On Tuesday, Hutchens is expected to head into a closed session with supervisors and unveil the general fund price tag for an escape-proof roof at the Men’s Central Jail.
It won’t be cheap.
Also keep in mind these could likely be temporary fixes given that supervisors on Tuesday also will be talking in open session about reshaping the entire Civic Center complex — with a $150 million transformation in mind.
And don’t forget that your Deputy Sheriffs are also angling reportedly for a 12 percent raise in their contract talks, which hit official mediation earlier this month around the same time that crooks came shimmying down the front door of the jail in the wee hours.
Given the continually stunning revelations coming out of our jails (check out the lawsuit filed this month by the Deputy Sheriff’s union); and our courtrooms (check out R. Scott Moxley’s dogged postings at OC Weekly); and now the total failure of independent oversight – isn’t it more fiscally prudent to just call in the feds?

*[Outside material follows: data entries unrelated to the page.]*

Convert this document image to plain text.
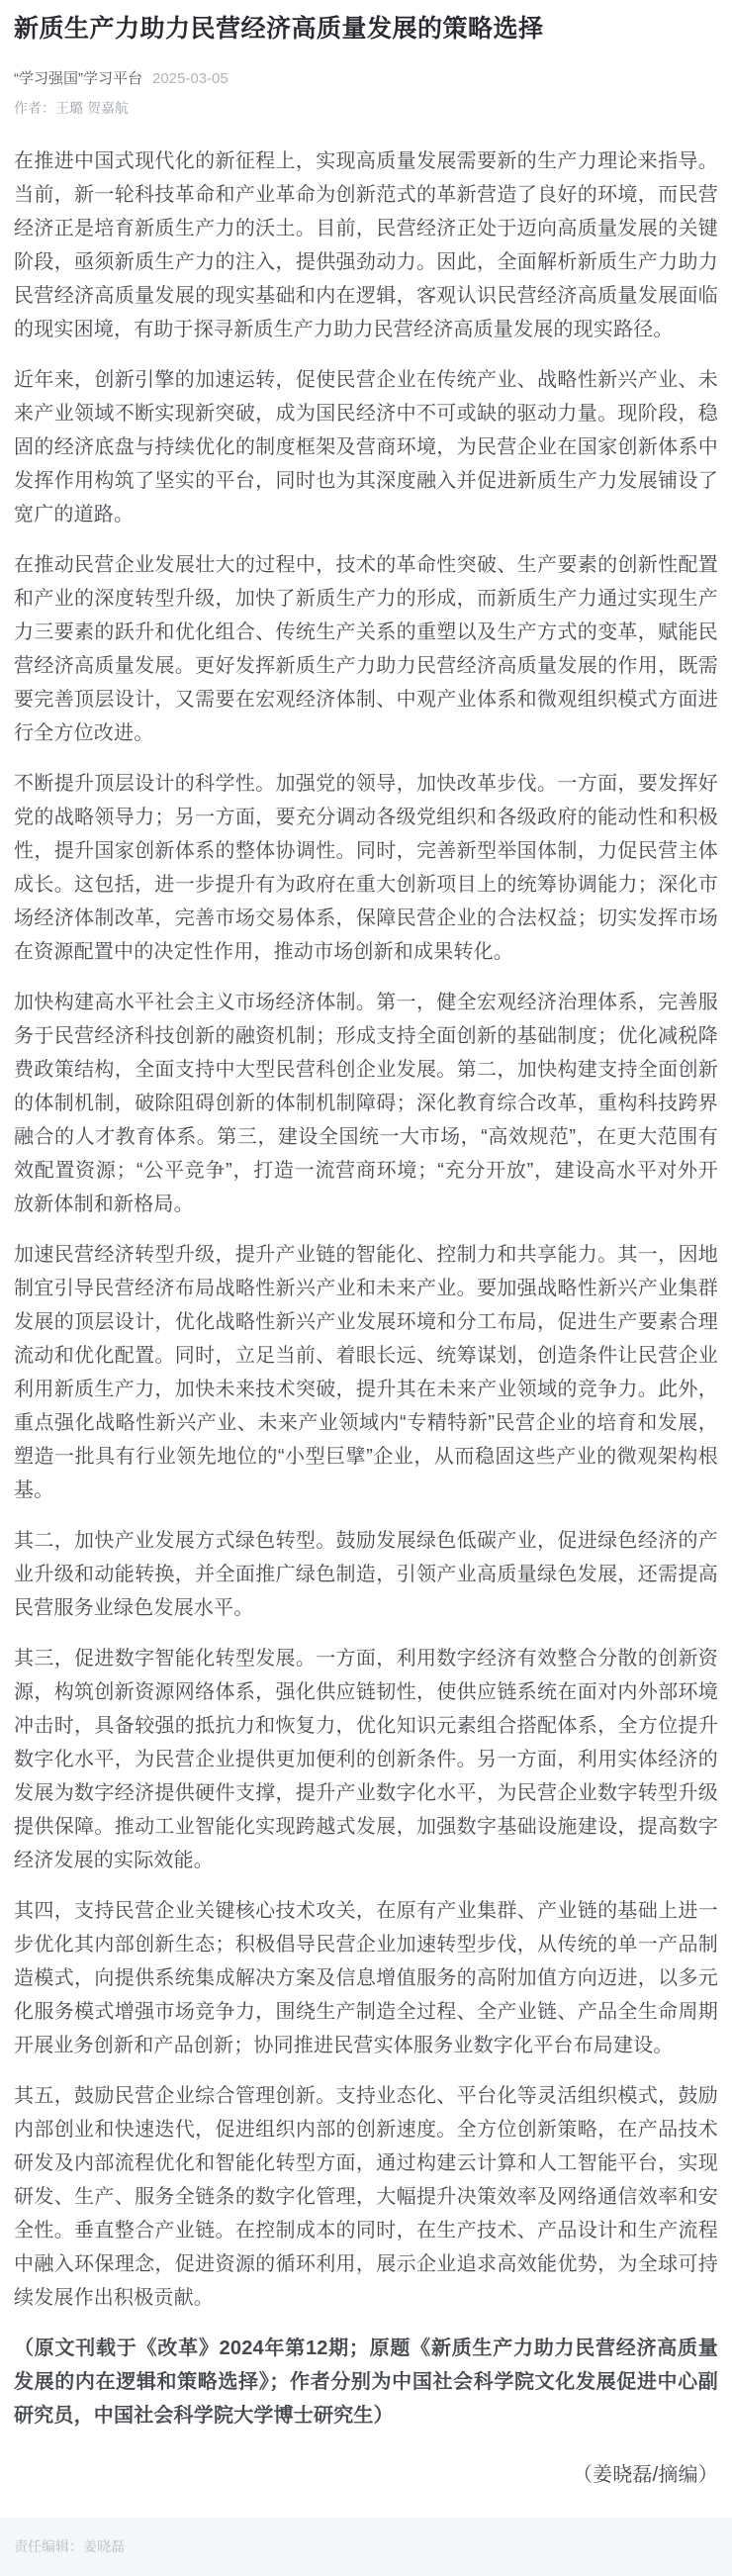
新质生产力助力民营经济高质量发展的策略选择
“学习强国”学习平台 2025-03-05
作者：王璐 贺嘉航

在推进中国式现代化的新征程上，实现高质量发展需要新的生产力理论来指导。当前，新一轮科技革命和产业革命为创新范式的革新营造了良好的环境，而民营经济正是培育新质生产力的沃土。目前，民营经济正处于迈向高质量发展的关键阶段，亟须新质生产力的注入，提供强劲动力。因此，全面解析新质生产力助力民营经济高质量发展的现实基础和内在逻辑，客观认识民营经济高质量发展面临的现实困境，有助于探寻新质生产力助力民营经济高质量发展的现实路径。

近年来，创新引擎的加速运转，促使民营企业在传统产业、战略性新兴产业、未来产业领域不断实现新突破，成为国民经济中不可或缺的驱动力量。现阶段，稳固的经济底盘与持续优化的制度框架及营商环境，为民营企业在国家创新体系中发挥作用构筑了坚实的平台，同时也为其深度融入并促进新质生产力发展铺设了宽广的道路。

在推动民营企业发展壮大的过程中，技术的革命性突破、生产要素的创新性配置和产业的深度转型升级，加快了新质生产力的形成，而新质生产力通过实现生产力三要素的跃升和优化组合、传统生产关系的重塑以及生产方式的变革，赋能民营经济高质量发展。更好发挥新质生产力助力民营经济高质量发展的作用，既需要完善顶层设计，又需要在宏观经济体制、中观产业体系和微观组织模式方面进行全方位改进。

不断提升顶层设计的科学性。加强党的领导，加快改革步伐。一方面，要发挥好党的战略领导力；另一方面，要充分调动各级党组织和各级政府的能动性和积极性，提升国家创新体系的整体协调性。同时，完善新型举国体制，力促民营主体成长。这包括，进一步提升有为政府在重大创新项目上的统筹协调能力；深化市场经济体制改革，完善市场交易体系，保障民营企业的合法权益；切实发挥市场在资源配置中的决定性作用，推动市场创新和成果转化。

加快构建高水平社会主义市场经济体制。第一，健全宏观经济治理体系，完善服务于民营经济科技创新的融资机制；形成支持全面创新的基础制度；优化减税降费政策结构，全面支持中大型民营科创企业发展。第二，加快构建支持全面创新的体制机制，破除阻碍创新的体制机制障碍；深化教育综合改革，重构科技跨界融合的人才教育体系。第三，建设全国统一大市场，“高效规范”，在更大范围有效配置资源；“公平竞争”，打造一流营商环境；“充分开放”，建设高水平对外开放新体制和新格局。

加速民营经济转型升级，提升产业链的智能化、控制力和共享能力。其一，因地制宜引导民营经济布局战略性新兴产业和未来产业。要加强战略性新兴产业集群发展的顶层设计，优化战略性新兴产业发展环境和分工布局，促进生产要素合理流动和优化配置。同时，立足当前、着眼长远、统筹谋划，创造条件让民营企业利用新质生产力，加快未来技术突破，提升其在未来产业领域的竞争力。此外，重点强化战略性新兴产业、未来产业领域内“专精特新”民营企业的培育和发展，塑造一批具有行业领先地位的“小型巨擘”企业，从而稳固这些产业的微观架构根基。

其二，加快产业发展方式绿色转型。鼓励发展绿色低碳产业，促进绿色经济的产业升级和动能转换，并全面推广绿色制造，引领产业高质量绿色发展，还需提高民营服务业绿色发展水平。

其三，促进数字智能化转型发展。一方面，利用数字经济有效整合分散的创新资源，构筑创新资源网络体系，强化供应链韧性，使供应链系统在面对内外部环境冲击时，具备较强的抵抗力和恢复力，优化知识元素组合搭配体系，全方位提升数字化水平，为民营企业提供更加便利的创新条件。另一方面，利用实体经济的发展为数字经济提供硬件支撑，提升产业数字化水平，为民营企业数字转型升级提供保障。推动工业智能化实现跨越式发展，加强数字基础设施建设，提高数字经济发展的实际效能。

其四，支持民营企业关键核心技术攻关，在原有产业集群、产业链的基础上进一步优化其内部创新生态；积极倡导民营企业加速转型步伐，从传统的单一产品制造模式，向提供系统集成解决方案及信息增值服务的高附加值方向迈进，以多元化服务模式增强市场竞争力，围绕生产制造全过程、全产业链、产品全生命周期开展业务创新和产品创新；协同推进民营实体服务业数字化平台布局建设。

其五，鼓励民营企业综合管理创新。支持业态化、平台化等灵活组织模式，鼓励内部创业和快速迭代，促进组织内部的创新速度。全方位创新策略，在产品技术研发及内部流程优化和智能化转型方面，通过构建云计算和人工智能平台，实现研发、生产、服务全链条的数字化管理，大幅提升决策效率及网络通信效率和安全性。垂直整合产业链。在控制成本的同时，在生产技术、产品设计和生产流程中融入环保理念，促进资源的循环利用，展示企业追求高效能优势，为全球可持续发展作出积极贡献。

（原文刊载于《改革》2024年第12期；原题《新质生产力助力民营经济高质量发展的内在逻辑和策略选择》；作者分别为中国社会科学院文化发展促进中心副研究员，中国社会科学院大学博士研究生）

（姜晓磊/摘编）

责任编辑：姜晓磊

District Attorney Tony Rackauckas already did.
Rackauckas last month staged a sad press conference, where he himself had to call on the feds to investigate his own shop, admitting publicly that his hand-picked panel of legal experts told him his agency suffers from a “failure of leadership” and executives are too scared to tell him the truth – not to mention hostile to his own Nixonian-style press operation.
Now, why should taxpayers spend a bunch of money to upgrade aging and outdated jail facilities in a civic center looking at an overall upgrade — with seemingly systemic failures throughout the jails and criminal courts and a breakdown in independent oversight?
Spitzer keeps repeating, and he’s 100 percent on point, that in 2016 citizens expect more oversight of police.
“I don’t believe we’re ever going to be able to go backwards in our country to an era without some civilian oversight of police,” Spitzer said.
That’s why he said he insisted on keeping OIR funded last year, despite blowback from supervisors like Shawn Nelson and Michelle Steel – who I think correctly questioned continued spending on OIR.
So now, how do you double down on a law enforcement complex that seems to be faltering on the fundamentals?